One fine and quiet Sunday afternoon while I was out shopping at the mall, my cell phone rang. I answered the call to the irate voice of Juli’s father who wanted to know if I was aware that his daughter had just adopted a puppy from the pound. He was convinced that his daughter had completely lost her mind and should be sent home immediately. I assured him that, while I could not discuss his daughter with him due to issues of confidentiality, I was certain that she was not crazy and that I would look into the situation. He was skeptical but somewhat re-assured that I was willing to check it out.  That phone call left me feeling very much like I had made a serious blunder in suggesting what now seemed like a hair-brained idea. Ten minutes after this conversation the phone rang again. This time it was Juli who reported to me, with great excitement, that she had just adopted a puppy from the humane society. She also complained about her father, whom she had told so he could send her some extra money to adopt the dog. I then understood why her father was outraged. He feared the puppy would be an additional drain on his fragile budget.
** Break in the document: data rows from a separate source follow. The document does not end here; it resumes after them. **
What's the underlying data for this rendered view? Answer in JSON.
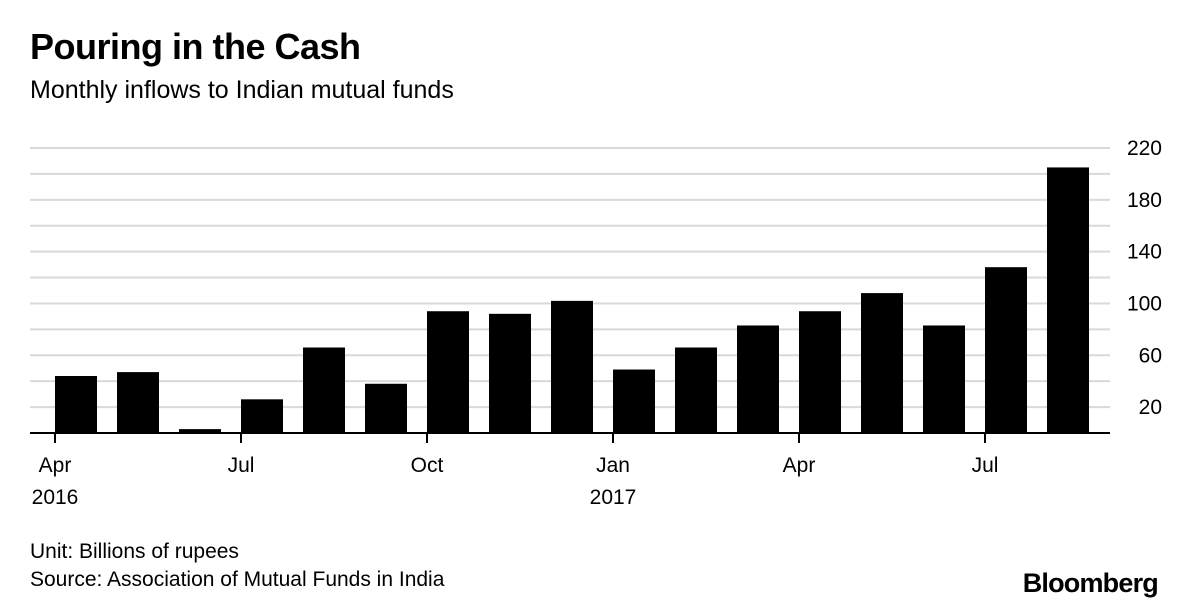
{
  "chart_data": {
    "type": "bar",
    "title": "Pouring in the Cash",
    "subtitle": "Monthly inflows to Indian mutual funds",
    "categories": [
      "Apr 2016",
      "May 2016",
      "Jun 2016",
      "Jul 2016",
      "Aug 2016",
      "Sep 2016",
      "Oct 2016",
      "Nov 2016",
      "Dec 2016",
      "Jan 2017",
      "Feb 2017",
      "Mar 2017",
      "Apr 2017",
      "May 2017",
      "Jun 2017",
      "Jul 2017",
      "Aug 2017"
    ],
    "values": [
      44,
      47,
      3,
      26,
      66,
      38,
      94,
      92,
      102,
      49,
      66,
      83,
      94,
      108,
      83,
      128,
      205
    ],
    "ylim": [
      0,
      220
    ],
    "yticks": [
      20,
      60,
      100,
      140,
      180,
      220
    ],
    "y_minor_step": 20,
    "xticks": [
      {
        "index": 0,
        "label": "Apr",
        "year": "2016"
      },
      {
        "index": 3,
        "label": "Jul",
        "year": ""
      },
      {
        "index": 6,
        "label": "Oct",
        "year": ""
      },
      {
        "index": 9,
        "label": "Jan",
        "year": "2017"
      },
      {
        "index": 12,
        "label": "Apr",
        "year": ""
      },
      {
        "index": 15,
        "label": "Jul",
        "year": ""
      }
    ],
    "bar_color": "#000000",
    "grid_color": "#d9d9d9",
    "grid": true
  },
  "footer": {
    "unit": "Unit: Billions of rupees",
    "source": "Source: Association of Mutual Funds in India",
    "logo": "Bloomberg"
  }
}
Juli and I met Monday morning as we were scheduled to do. Accompanying her was the cutest puppy I could ever imagine. Juli named her Lily and often referred to her as “Miss” Lily. Lily was brown with big floppy ears and very large paws. Clearly a mix between a Labrador retriever and some other large breed, Lily was going to be a big dog. More than anything, Miss Lily was as friendly and cuddly as could be desired. She seemed to have the perfect temperament to be an emotional support dog.
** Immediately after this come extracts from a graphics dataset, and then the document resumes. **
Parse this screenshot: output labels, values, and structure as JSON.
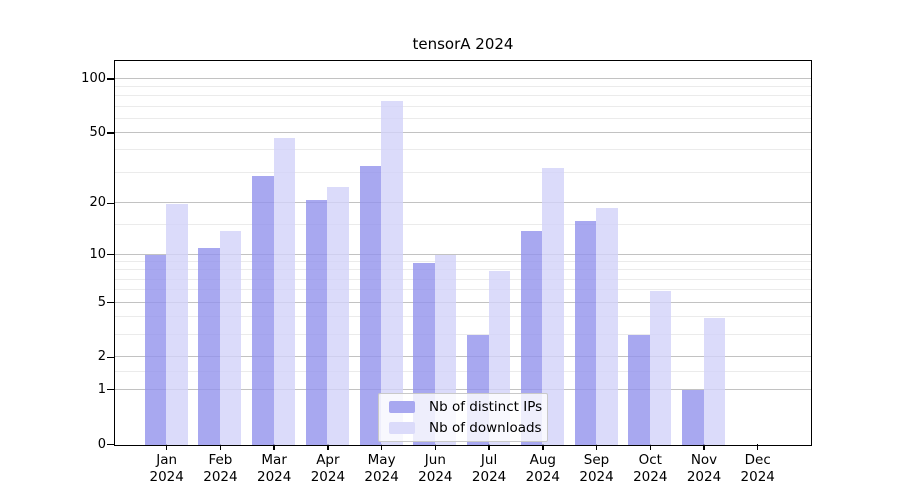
{
  "title": "tensorA 2024",
  "legend": {
    "position": "lower center",
    "items": [
      {
        "label": "Nb of distinct IPs",
        "swatch_color": "#a8a8f0"
      },
      {
        "label": "Nb of downloads",
        "swatch_color": "#dbdbfa"
      }
    ]
  },
  "x_axis": {
    "months": [
      "Jan",
      "Feb",
      "Mar",
      "Apr",
      "May",
      "Jun",
      "Jul",
      "Aug",
      "Sep",
      "Oct",
      "Nov",
      "Dec"
    ],
    "year": "2024"
  },
  "y_axis": {
    "major_ticks": [
      {
        "value": 0,
        "label": "0"
      },
      {
        "value": 1,
        "label": "1"
      },
      {
        "value": 2,
        "label": "2"
      },
      {
        "value": 5,
        "label": "5"
      },
      {
        "value": 10,
        "label": "10"
      },
      {
        "value": 20,
        "label": "20"
      },
      {
        "value": 50,
        "label": "50"
      },
      {
        "value": 100,
        "label": "100"
      }
    ],
    "minor_ticks": [
      1.5,
      3,
      4,
      6,
      7,
      8,
      9,
      15,
      30,
      40,
      60,
      70,
      80,
      90
    ]
  },
  "chart_data": {
    "type": "bar",
    "title": "tensorA 2024",
    "categories": [
      "Jan 2024",
      "Feb 2024",
      "Mar 2024",
      "Apr 2024",
      "May 2024",
      "Jun 2024",
      "Jul 2024",
      "Aug 2024",
      "Sep 2024",
      "Oct 2024",
      "Nov 2024",
      "Dec 2024"
    ],
    "series": [
      {
        "name": "Nb of distinct IPs",
        "fill": "rgba(146,146,236,0.8)",
        "legend_color": "#a8a8f0",
        "values": [
          10,
          11,
          29,
          21,
          33,
          9,
          3,
          14,
          16,
          3,
          1,
          0
        ]
      },
      {
        "name": "Nb of downloads",
        "fill": "rgba(210,210,249,0.8)",
        "legend_color": "#dbdbfa",
        "values": [
          20,
          14,
          47,
          25,
          76,
          10,
          8,
          32,
          19,
          6,
          4,
          0
        ]
      }
    ],
    "xlabel": "",
    "ylabel": "",
    "y_scale": "log1p",
    "ylim": [
      0,
      125
    ],
    "y_ticks": [
      0,
      1,
      2,
      5,
      10,
      20,
      50,
      100
    ],
    "grid": "horizontal",
    "legend_position": "lower center"
  },
  "colors": {
    "grid_major": "#c2c2c2",
    "grid_minor": "#ebebeb",
    "axis": "#000000",
    "background": "#ffffff"
  }
}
Needing to solve the next problem of how to get Miss Lily and Juli trained, I gingerly approached my wife, the executive director and founder of Golden Kimba Service Dogs. Why did I approach my wife gingerly? Well, I knew that Juli could not pay for training sessions and that there was no way anyone could approach her father about adding more financial aid. Like the trooper she is, my wife took Juli and Miss Lily on for free and began training both of them.

Major Changes: 

Although the going was not easy, adopting, training, and being with Lily utterly changed Juli, her life and her ability to cope. As her constant friend and ally, Juli felt reassured with Lily’s presence. She began leaving her apartment to go on walks with Lily. On the streets or in the park, Juli met many people who came up to her wanting to pet the cute little puppy. Juli began taking training lessons with my wife. Eventually, Lily earned herself an official service dog in-training vest and Juli, an official I.D., which allowed them to enter stores and restaurants without being hassled by management wanting them to leave.

As Juli grew in confidence, she started to work, socialize, and feel terrific about herself.

Juli and Lily are now a spokesperson team for the use of emotional support dogs for people who are disabled by emotions they cannot seem to control. Even that is a major break through for Juli who, previously was so fearful she never would have spoken to strangers.

Lily is still in training and she and Juli and Lily continue to learn a lot about how to work together in public. But the main idea is that Juli is able to live her life again with the help of her friend and companion, Lily. As Juli sums it up:

“Lily is my best friend. I feel safe with her. She has been a  blessing in my life. Having a service dog is crucial for someone with my kind of illness. I have to take her on walks, I have to go to the store to buy her food, and it forces me to get out. It’s a win-win relationship. I do for her and she does for me, without even knowing it. My life would never have been the same without her.”

The story of Lily and Juli continues, but now there is hope.